There would be an enormous amount of data available. But what if a researcher only wanted to analyze the portion that made up Minnesota? Mokbel’s software can limit the analysis to that region, while traditional big data systems would still need to scan through the whole world’s data for the same result. In terms of time, that could cut a half-hour process down to just a few seconds.
Open-source development: A two-way street
Since Mokbel released the original version of SpatialHadoop back in March 2013, more than 80,000 users have downloaded his software from the original website. Many more users have obtained it from other users or separate sites, a practice open-source software encourages. As GeoJinni, the program will grow to reach even more users, allowing more programmers to contribute additions to the program’s code.

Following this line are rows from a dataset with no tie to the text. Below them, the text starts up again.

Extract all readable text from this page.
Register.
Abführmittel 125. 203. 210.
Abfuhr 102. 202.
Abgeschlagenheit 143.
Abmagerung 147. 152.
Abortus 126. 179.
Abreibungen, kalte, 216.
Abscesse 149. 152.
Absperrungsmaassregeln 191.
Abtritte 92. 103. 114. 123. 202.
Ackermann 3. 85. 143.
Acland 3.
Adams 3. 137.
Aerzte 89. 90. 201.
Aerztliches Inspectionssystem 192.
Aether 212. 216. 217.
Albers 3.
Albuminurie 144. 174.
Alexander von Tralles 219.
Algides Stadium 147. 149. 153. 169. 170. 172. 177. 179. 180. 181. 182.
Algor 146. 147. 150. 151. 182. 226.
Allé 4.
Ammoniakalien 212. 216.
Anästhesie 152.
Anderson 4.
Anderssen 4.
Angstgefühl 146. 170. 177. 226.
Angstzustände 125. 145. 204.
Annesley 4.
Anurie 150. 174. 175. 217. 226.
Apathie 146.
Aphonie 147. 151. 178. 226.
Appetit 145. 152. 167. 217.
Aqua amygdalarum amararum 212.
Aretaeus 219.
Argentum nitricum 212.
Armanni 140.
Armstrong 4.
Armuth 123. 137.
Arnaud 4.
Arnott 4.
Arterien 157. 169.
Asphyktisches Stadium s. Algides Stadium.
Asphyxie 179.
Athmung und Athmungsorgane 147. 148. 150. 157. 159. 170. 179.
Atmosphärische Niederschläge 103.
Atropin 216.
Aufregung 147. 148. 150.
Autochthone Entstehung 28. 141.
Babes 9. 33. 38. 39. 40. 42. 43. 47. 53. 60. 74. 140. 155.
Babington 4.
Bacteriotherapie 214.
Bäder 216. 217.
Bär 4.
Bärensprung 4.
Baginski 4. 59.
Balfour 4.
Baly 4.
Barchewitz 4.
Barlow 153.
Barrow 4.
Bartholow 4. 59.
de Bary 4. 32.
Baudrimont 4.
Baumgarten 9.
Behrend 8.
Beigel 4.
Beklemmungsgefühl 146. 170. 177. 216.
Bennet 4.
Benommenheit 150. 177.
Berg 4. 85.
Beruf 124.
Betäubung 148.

Before, Mokbel had been limited by funding, part of which came from the U and part from two National Science Foundation grants, and lacked the programming team to review other users’ additions. Now, through the Eclipse Foundation, “two-way” development of GeoJinni can take off. Spatial data has a wide range of applications, and Mokbel anticipates the efforts will uncover new uses for the software that will benefit companies, government agencies and research institutions of all sizes. Over time, he expects SpatialHadoop and GeoJinni will evolve in different ways and focus on meeting different needs.
Meanwhile, he plans to continue developing Spatial Hadoop specifically for the needs of research at the university. Mokbel is now in talks with various groups across the university, including the Minnesota Population Center, as to how SpatialHadoop may benefit them. In his own research, it’s already paying dividends.
“It helps me solve problems that I could not solve before,” he said.